In 2001, Place delved into the developmental expression of CYP19 genes (aromatase) in zebrafish, crucial for androgen-to-estrogen conversion. His findings revealed differential ontogeny between CYP19a and CYP19b, hinting at the potential role of CYP19b in sexual differentiation, influenced by pharmacological steroids. Collaborating with Yukinori Kazeto and John M Trant, he further investigated the impact of endocrine-disrupting chemicals (EDC) on the reproductive physiology of zebrafish juveniles. The study suggested differential transcriptional modulation of CYP19 genes, indicating potential disruptions in developmental and reproductive physiology, particularly in neural tissue.

===Dinoflagellate toxicity===
With a focus on growing dinoflagellate cultures, Place has investigated the toxicity of Karlodinium veneficum, shedding light on its role in fish kills along the Atlantic coast. The work successfully traced the toxic activity to two distinct fractions (Tox A and Tox B), providing insights into managing K. micrum blooms and mitigating associated fish mortality. Following the 1997 fish kills and public concern over Pfiesteria, he initiated research on the algae species in the Chesapeake Bay and its rivers retrieving Karlodinium veneficum for comparison with Pfiesteria, which showed higher toxicity, leading him to suspect Karlodinium as the primary cause of the Pfiesteriahysteria of 1997. Over the past two decades, his research at the Institute of Marine and Environmental Technology has focused on examining this microscopic algal cell, linking Karlodinium blooms to fish kills along the Atlantic coast. Collaborating with Mark Hamann at the University of Mississippi, they determined the complete absolute structure of one of the karlotoxins, despite its molecular complexity. He contributed to producing a full-length cDNA library for a dinoflagellate species, and his team obtained the complete transcriptome of several dinoflagellates, providing sequence information for rare transcripts used for heterologous mammalian expression validation.

==Awards and honors==
- 2009 – Regent's Award Winner for Public Service, University of Maryland Biotechnology Institute (UMBI)
- 2012 – President's Award for Excellence in Application of Science, University of Maryland Center for Environmental Science (UMCES)
- 2022 – Appointed Associate Director of Research, University of Maryland Institute of Marine and Environmental Technology (IMET)

==Selected articles==
- Boot, R. G., Blommaart, E. F., Swart, E., Ghauharali-van der Vlugt, K., Bijl, N., Moe, C., ... & Aerts, J. M. (2001).

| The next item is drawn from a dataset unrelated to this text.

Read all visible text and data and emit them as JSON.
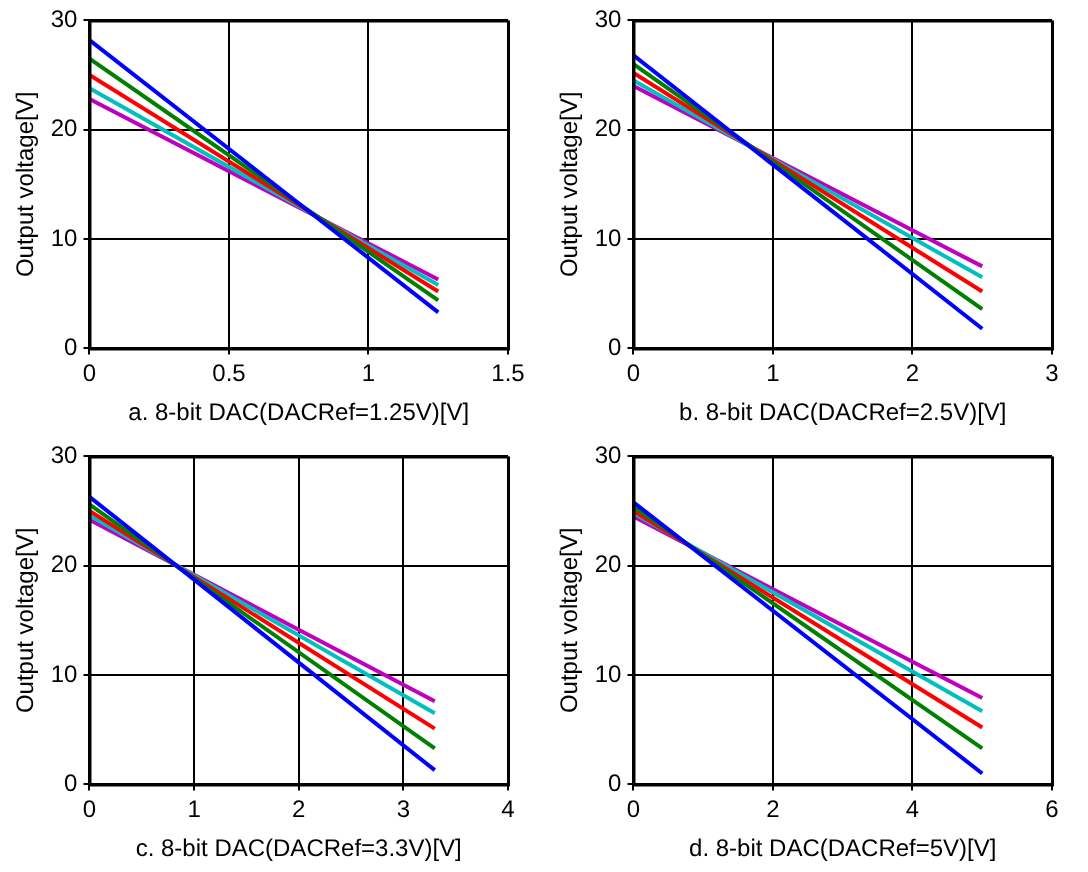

Identification of a novel acidic mammalian chitinase distinct from chitotriosidase. Journal of biological chemistry, 276(9), 6770–6778.
- Trant, J. M., Gavasso, S., Ackers, J., Chung, B. C., & Place, A. R. (2001). Developmental expression of cytochrome P450 aromatase genes (CYP19a and CYP19b) in zebrafish fry (Danio rerio). Journal of Experimental Zoology, 290(5), 475–483.

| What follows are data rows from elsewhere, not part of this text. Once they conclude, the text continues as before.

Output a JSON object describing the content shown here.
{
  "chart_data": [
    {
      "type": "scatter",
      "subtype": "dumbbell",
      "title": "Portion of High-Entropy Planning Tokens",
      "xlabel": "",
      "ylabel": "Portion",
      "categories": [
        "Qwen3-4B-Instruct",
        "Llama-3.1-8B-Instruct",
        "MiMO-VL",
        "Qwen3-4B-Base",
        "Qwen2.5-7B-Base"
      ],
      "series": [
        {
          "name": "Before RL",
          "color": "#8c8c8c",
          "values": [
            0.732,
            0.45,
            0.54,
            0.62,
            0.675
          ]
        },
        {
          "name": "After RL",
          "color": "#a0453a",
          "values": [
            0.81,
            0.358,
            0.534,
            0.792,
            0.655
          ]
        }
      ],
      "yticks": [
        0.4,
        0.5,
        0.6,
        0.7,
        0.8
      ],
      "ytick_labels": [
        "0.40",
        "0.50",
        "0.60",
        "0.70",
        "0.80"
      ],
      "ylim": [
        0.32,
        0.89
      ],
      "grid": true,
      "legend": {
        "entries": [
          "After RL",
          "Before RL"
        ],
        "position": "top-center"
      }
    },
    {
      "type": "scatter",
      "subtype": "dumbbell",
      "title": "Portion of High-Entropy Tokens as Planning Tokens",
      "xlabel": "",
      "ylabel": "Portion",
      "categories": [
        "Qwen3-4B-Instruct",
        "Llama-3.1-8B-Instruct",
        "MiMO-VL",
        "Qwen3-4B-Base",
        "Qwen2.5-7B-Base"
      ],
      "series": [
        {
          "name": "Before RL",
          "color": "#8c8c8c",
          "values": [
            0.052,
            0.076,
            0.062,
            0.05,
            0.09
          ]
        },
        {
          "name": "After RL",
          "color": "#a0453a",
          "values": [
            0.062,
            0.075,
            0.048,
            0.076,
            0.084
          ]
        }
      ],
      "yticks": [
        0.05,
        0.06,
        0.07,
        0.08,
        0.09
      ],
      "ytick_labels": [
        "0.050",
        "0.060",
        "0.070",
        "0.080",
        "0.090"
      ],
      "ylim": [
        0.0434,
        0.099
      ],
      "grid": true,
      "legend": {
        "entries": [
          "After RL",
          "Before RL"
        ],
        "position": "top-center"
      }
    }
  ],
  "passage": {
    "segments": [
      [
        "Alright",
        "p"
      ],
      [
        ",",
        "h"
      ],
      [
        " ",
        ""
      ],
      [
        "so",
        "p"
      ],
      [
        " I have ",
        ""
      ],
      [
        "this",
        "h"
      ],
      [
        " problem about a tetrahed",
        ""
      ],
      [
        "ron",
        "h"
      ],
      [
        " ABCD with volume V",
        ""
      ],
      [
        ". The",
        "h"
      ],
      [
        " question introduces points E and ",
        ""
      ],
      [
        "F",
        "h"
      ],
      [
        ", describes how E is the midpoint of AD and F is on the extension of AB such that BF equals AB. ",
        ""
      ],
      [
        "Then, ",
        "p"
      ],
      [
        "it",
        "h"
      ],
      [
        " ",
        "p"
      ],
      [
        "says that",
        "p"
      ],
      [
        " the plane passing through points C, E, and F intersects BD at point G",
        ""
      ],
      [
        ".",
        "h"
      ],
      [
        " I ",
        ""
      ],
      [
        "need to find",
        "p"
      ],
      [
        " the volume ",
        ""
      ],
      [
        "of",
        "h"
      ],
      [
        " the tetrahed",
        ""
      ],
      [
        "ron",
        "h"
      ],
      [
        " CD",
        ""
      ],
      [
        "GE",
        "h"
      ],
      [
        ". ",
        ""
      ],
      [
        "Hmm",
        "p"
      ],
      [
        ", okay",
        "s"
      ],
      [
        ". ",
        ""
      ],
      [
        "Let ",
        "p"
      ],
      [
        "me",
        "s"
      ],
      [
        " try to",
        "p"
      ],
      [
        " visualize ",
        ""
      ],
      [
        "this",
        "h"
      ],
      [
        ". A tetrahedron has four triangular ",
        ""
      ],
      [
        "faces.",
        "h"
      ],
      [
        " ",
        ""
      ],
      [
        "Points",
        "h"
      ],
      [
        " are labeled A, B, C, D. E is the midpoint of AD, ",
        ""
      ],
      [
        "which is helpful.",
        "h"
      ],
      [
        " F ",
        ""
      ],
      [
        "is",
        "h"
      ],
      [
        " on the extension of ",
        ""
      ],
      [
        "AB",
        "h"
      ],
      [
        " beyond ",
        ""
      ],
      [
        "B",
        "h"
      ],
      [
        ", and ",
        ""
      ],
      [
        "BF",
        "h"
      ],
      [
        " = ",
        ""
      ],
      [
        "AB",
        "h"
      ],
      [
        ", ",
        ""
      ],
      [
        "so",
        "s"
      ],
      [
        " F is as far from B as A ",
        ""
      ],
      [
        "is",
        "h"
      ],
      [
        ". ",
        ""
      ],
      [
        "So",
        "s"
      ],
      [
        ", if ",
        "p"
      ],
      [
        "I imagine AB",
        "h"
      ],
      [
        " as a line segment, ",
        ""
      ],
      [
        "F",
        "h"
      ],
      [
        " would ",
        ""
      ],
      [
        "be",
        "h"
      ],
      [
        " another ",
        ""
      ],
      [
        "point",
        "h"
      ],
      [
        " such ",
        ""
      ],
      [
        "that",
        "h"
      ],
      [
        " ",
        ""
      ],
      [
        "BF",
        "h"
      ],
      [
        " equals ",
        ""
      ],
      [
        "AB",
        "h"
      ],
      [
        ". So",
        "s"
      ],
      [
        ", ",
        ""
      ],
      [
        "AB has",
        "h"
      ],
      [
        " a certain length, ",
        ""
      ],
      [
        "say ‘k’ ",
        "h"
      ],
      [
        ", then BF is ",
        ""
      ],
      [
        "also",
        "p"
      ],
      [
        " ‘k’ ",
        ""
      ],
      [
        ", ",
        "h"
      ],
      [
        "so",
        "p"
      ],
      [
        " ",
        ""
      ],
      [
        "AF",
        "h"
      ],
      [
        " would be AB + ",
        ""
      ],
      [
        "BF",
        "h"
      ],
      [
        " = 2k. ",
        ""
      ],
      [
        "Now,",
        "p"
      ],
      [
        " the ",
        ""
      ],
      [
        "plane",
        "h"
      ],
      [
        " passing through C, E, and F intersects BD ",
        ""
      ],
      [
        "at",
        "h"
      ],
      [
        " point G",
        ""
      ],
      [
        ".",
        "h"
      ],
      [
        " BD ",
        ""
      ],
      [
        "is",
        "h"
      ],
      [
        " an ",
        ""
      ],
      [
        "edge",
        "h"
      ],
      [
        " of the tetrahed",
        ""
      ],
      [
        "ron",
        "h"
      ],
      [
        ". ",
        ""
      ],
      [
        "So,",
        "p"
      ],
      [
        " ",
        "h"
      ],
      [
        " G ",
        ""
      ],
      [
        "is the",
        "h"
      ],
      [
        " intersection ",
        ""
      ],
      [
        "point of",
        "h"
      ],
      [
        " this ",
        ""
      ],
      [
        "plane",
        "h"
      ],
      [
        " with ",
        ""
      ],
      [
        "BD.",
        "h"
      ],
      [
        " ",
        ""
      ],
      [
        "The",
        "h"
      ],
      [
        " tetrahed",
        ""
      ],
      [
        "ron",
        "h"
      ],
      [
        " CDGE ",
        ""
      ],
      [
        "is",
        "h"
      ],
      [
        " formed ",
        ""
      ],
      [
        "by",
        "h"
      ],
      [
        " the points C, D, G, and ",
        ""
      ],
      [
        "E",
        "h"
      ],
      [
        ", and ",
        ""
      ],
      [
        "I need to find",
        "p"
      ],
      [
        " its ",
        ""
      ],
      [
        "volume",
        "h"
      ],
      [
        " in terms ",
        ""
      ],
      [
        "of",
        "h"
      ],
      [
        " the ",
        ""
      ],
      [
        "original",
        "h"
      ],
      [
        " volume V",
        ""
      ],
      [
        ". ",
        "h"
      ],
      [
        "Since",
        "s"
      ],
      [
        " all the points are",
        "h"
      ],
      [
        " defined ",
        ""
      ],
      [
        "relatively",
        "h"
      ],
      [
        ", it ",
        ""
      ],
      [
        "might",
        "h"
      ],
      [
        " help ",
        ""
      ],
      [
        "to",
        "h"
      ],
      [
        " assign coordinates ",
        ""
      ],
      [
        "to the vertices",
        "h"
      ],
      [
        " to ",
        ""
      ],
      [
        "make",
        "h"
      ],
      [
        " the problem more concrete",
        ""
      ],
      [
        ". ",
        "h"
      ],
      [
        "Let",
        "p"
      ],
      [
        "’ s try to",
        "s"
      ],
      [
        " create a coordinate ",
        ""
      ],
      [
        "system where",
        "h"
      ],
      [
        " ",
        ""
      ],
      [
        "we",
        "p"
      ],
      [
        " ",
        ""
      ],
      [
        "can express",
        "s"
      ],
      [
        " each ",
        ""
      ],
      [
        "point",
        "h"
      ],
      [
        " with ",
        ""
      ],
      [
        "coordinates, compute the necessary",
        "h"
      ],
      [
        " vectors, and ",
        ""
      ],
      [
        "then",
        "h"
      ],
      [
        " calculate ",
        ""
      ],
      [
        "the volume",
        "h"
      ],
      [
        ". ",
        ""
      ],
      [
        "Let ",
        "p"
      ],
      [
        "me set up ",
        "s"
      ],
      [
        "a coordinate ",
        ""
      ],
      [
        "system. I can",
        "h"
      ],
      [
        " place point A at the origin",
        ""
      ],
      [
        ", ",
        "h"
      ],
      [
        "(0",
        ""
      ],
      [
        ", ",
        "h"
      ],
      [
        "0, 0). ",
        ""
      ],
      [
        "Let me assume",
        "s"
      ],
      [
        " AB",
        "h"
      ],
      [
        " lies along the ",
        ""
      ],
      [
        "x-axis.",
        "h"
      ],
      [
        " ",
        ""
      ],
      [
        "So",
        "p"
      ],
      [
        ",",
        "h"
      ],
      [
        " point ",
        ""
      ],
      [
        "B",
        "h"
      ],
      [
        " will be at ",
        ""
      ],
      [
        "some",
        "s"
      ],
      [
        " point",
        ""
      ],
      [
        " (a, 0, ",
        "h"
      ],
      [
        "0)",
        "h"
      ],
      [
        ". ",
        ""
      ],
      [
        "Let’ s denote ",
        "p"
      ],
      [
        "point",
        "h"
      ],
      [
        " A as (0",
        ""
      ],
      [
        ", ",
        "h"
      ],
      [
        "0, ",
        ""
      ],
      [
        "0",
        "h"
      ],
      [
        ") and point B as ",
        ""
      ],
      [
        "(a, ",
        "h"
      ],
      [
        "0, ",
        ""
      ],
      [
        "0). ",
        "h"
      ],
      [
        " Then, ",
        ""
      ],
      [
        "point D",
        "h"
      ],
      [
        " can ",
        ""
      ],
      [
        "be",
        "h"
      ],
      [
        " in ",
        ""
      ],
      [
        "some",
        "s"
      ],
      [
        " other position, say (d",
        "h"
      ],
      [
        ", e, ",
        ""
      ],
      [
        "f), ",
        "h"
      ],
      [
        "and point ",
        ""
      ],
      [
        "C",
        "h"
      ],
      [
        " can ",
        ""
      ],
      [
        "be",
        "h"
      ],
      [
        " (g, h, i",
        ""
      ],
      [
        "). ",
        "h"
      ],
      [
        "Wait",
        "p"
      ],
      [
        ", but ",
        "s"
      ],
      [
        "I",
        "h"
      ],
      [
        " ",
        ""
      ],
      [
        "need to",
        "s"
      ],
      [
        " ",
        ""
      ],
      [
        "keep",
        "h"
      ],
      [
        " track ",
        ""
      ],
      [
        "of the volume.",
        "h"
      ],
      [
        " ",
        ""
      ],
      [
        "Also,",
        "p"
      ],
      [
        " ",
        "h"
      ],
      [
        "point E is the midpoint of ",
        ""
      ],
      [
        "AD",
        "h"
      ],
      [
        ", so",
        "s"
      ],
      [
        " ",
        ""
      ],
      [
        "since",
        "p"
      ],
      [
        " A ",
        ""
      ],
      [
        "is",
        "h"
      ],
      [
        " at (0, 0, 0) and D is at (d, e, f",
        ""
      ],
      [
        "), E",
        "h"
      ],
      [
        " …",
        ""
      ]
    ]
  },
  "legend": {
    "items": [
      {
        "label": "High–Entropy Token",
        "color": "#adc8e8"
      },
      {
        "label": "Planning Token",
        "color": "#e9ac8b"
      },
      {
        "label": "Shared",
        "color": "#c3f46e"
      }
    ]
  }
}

- Deeds, J. R., Terlizzi, D. E., Adolf, J. E., Stoecker, D. K., & Place, A. R. (2002). Toxic activity from cultures of Karlodinium micrum (= Gyrodinium galatheanum)(Dinophyceae)—a dinoflagellate associated with fish mortalities in an estuarine aquaculture facility. Harmful Algae, 1(2), 169–189.
- Kazeto, Y., Place, A. R., & Trant, J. M. (2004). Effects of endocrine disrupting chemicals on the expression of CYP19 genes in zebrafish (Danio rerio) juveniles. Aquatic toxicology, 69(1), 25–34.
- Tal, Y., Schreier, H. J., Sowers, K. R., Stubblefield, J. D., Place, A. R., & Zohar, Y. (2009). Environmentally sustainable land-based marine aquaculture. Aquaculture, 286(1–2), 28–35.
- Peng, J., Place, A. R., Yoshida, W., Anklin, C., & Hamann, M. T. (2010). Structure and absolute configuration of karlotoxin-2, an ichthyotoxin from the marine dinoflagellate Karlodinium veneficum. Journal of the American Chemical Society, 132(10), 3277–3279.
- Jones, G. D., Williams, E. P., Place, A. R., Jagus, R., & Bachvaroff, T. R. (2015). The alveolate translation initiation factor 4E family reveals a custom toolkit for translational control in core dinoflagellates. BMC evolutionary biology, 15, 1–12.
- Rodriguez, J. D., Haq, S., Bachvaroff, T., Nowak, K. F., Nowak, S. J., Morgan, D., ... & Smith, S. M. (2017). Identification of a vacuolar proton channel that triggers the bioluminescent flash in dinoflagellates. PLoS One, 12(2), e0171594.